Registry-driven design
PMFA uses registries to define schemas, enforce consistency, and automate UI generation — eliminating manual coding for routine operations.
The problem with traditional software
In most systems, adding a new entity (e.g., "product category") requires:
- Writing database schema (SQL migrations)
- Writing backend validation logic
- Writing API endpoints (create, read, update, delete)
- Writing frontend forms and tables
- Writing tests for all of the above
This is slow, error-prone, and creates inconsistencies between layers.
The PMFA approach: Registries
In PMFA, you define the entity once in a registry.
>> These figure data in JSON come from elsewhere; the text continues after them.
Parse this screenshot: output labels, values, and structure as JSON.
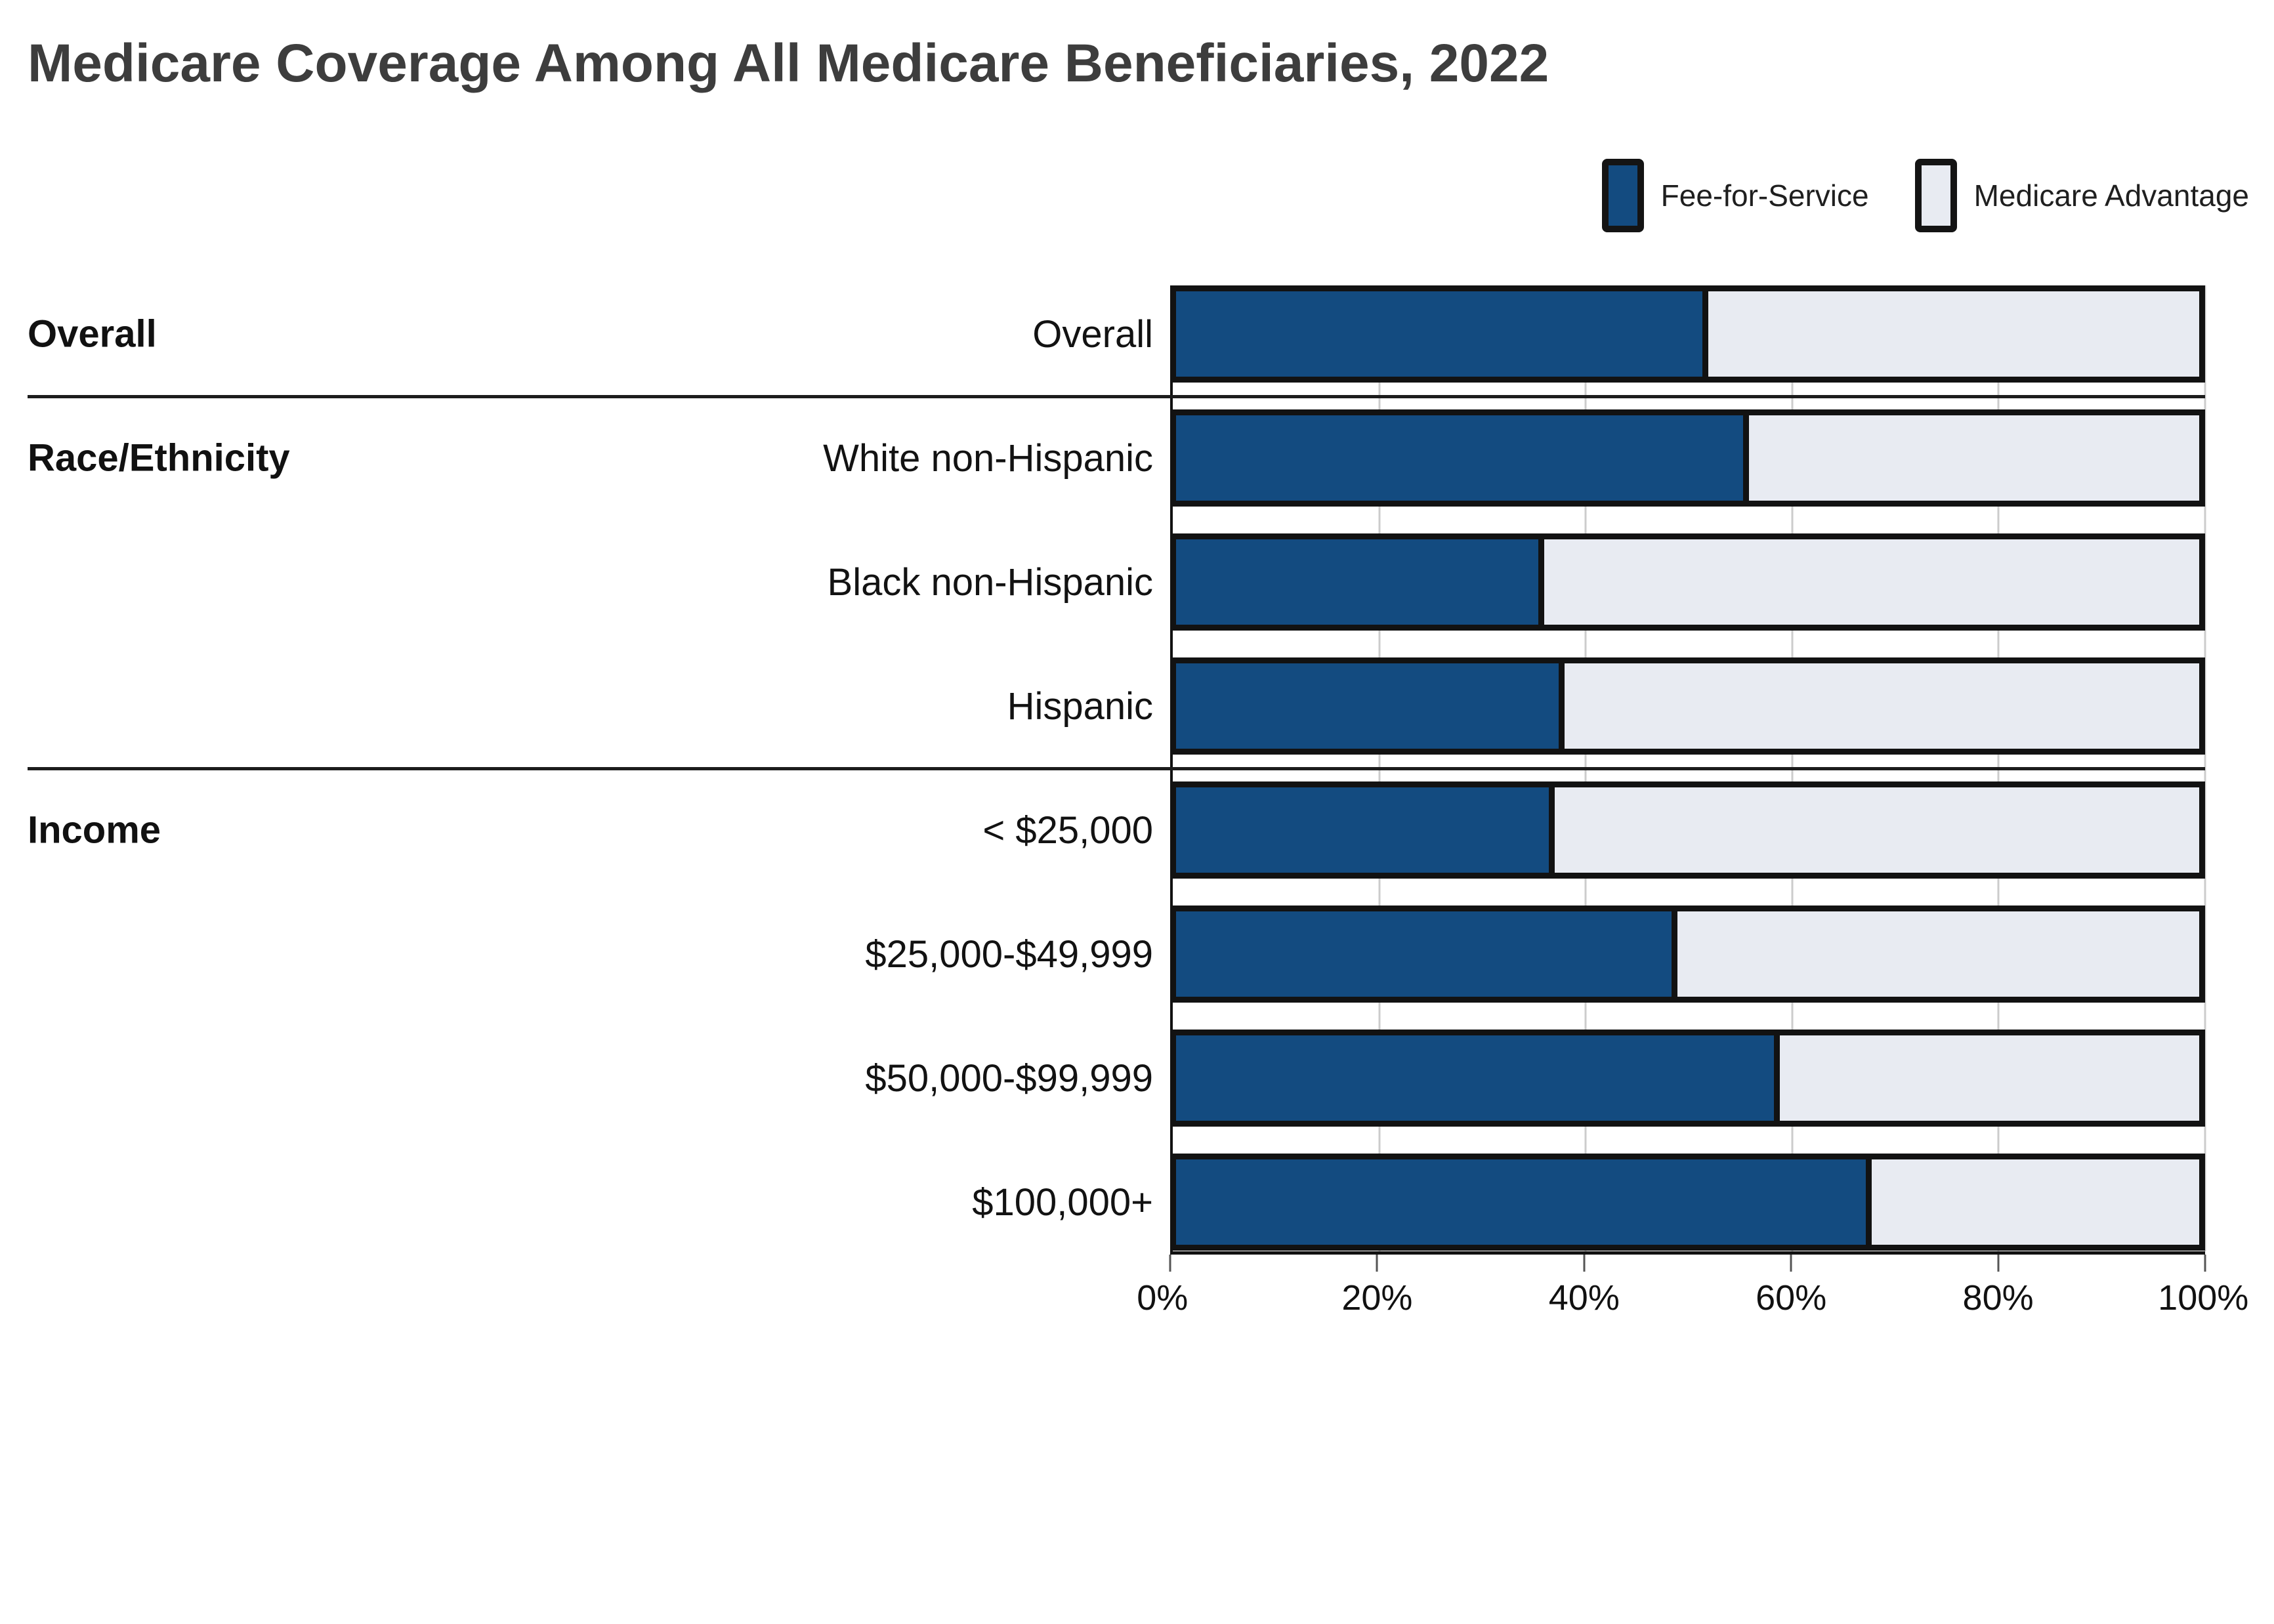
{
  "title": "Medicare Coverage Among All Medicare Beneficiaries, 2022",
  "colors": {
    "fee_for_service": "#134b80",
    "medicare_advantage": "#e8ebf2",
    "bar_border": "#121212",
    "title_text": "#3d3d3d",
    "gridline": "#cccccc",
    "divider": "#1c1c1c"
  },
  "legend": [
    {
      "label": "Fee-for-Service",
      "color": "#134b80"
    },
    {
      "label": "Medicare Advantage",
      "color": "#e8ebf2"
    }
  ],
  "chart_data": {
    "type": "bar",
    "orientation": "horizontal",
    "stacked": true,
    "title": "Medicare Coverage Among All Medicare Beneficiaries, 2022",
    "xlabel": "",
    "ylabel": "",
    "xlim": [
      0,
      100
    ],
    "x_tick_labels": [
      "0%",
      "20%",
      "40%",
      "60%",
      "80%",
      "100%"
    ],
    "x_tick_values": [
      0,
      20,
      40,
      60,
      80,
      100
    ],
    "grid": true,
    "legend_position": "top-right",
    "series_names": [
      "Fee-for-Service",
      "Medicare Advantage"
    ],
    "unit": "percent",
    "groups": [
      {
        "label": "Overall",
        "rows": [
          {
            "label": "Overall",
            "fee_for_service": 52,
            "medicare_advantage": 48
          }
        ]
      },
      {
        "label": "Race/Ethnicity",
        "rows": [
          {
            "label": "White non-Hispanic",
            "fee_for_service": 56,
            "medicare_advantage": 44
          },
          {
            "label": "Black non-Hispanic",
            "fee_for_service": 36,
            "medicare_advantage": 64
          },
          {
            "label": "Hispanic",
            "fee_for_service": 38,
            "medicare_advantage": 62
          }
        ]
      },
      {
        "label": "Income",
        "rows": [
          {
            "label": "< $25,000",
            "fee_for_service": 37,
            "medicare_advantage": 63
          },
          {
            "label": "$25,000-$49,999",
            "fee_for_service": 49,
            "medicare_advantage": 51
          },
          {
            "label": "$50,000-$99,999",
            "fee_for_service": 59,
            "medicare_advantage": 41
          },
          {
            "label": "$100,000+",
            "fee_for_service": 68,
            "medicare_advantage": 32
          }
        ]
      }
    ]
  }
}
The system generates everything else automatically.
Example: Defining a "Material" entity
{
"entity": "material",
"label": "Material",
"description": "Raw materials or components used in production",
"fields": [
{
"name": "name",
"type": "text",
"label": "Material Name",
"required": true,
"max_length": 100
},
{
"name": "supplier",
"type": "ref:supplier",
"label": "Supplier",
"required": true
},
{
"name": "batch_number",
"type": "text",
"label": "Batch/Lot Number",
"required": false
},
{
"name": "quantity",
"type": "decimal",
"label": "Quantity in Stock",
"required": true,
"min": 0
},
{
"name": "unit",
"type": "enum",
"label": "Unit of Measure",
"options": ["kg", "liter", "piece", "meter"],
"required": true
}
],
"authority_required": "warehouse.create_material"
}
What happens automatically
From this single definition, PMFA generates:
- Database schema: Fact storage with correct types
- Validation logic: Required fields, min/max, enum checks
- API endpoints: Create, read, query, mutate, revoke
- UI forms: Input fields with labels and validation
- UI tables: List views with sorting and filtering
- Authority checks: Only users with "warehouse.create_material" can create
Zero manual coding.
Registry as source of truth
The registry isn't documentation. It is the system.
If you change the registry (e.g., add a field, change a label), the entire system adapts:
- Forms update automatically
- API schema updates
- Validation rules change
- Evidence exports include the new field
This eliminates the drift between "what the docs say" and "what the code does."
Registry versioning
Registries themselves are stored as immutable facts. When a schema changes:
- A new version of the registry is created
- Old facts remain valid under their original schema
- New facts use the new schema
- Evidence exports include schema version information
This ensures that old data remains interpretable even as schemas evolve.
Why this matters
Speed
Adding a new entity takes minutes, not days. No need to coordinate backend, frontend, and database changes.
Consistency
All layers (database, API, UI) are guaranteed to be in sync because they're generated from the same source.
Auditability
Schema changes are tracked as facts. You can see when a field was added, by whom, and why.
Correctness
Validation logic is derived from schema, not manually written. Reduces bugs and edge cases.
Real-world example: WorkshopOS
WorkshopOS defines ~20 entities in its registry:
- Work orders, clients, materials, suppliers
- Invoices, payments, credit notes
- Users, roles, permissions
The entire UI (forms, tables, filters) is generated from these registries. When a field is added (e.g., "delivery address" on work orders), the form updates automatically across all screens.
Limitations
Registry-driven design works best for:
- CRUD operations (create, read, update, delete)
- Standard validations (required, min/max, enums)
- Straightforward relationships (one-to-many, many-to-one)
Complex business logic (e.g., multi-step approval workflows, custom calculations) still requires code. But 80% of routine operations can be registry-driven.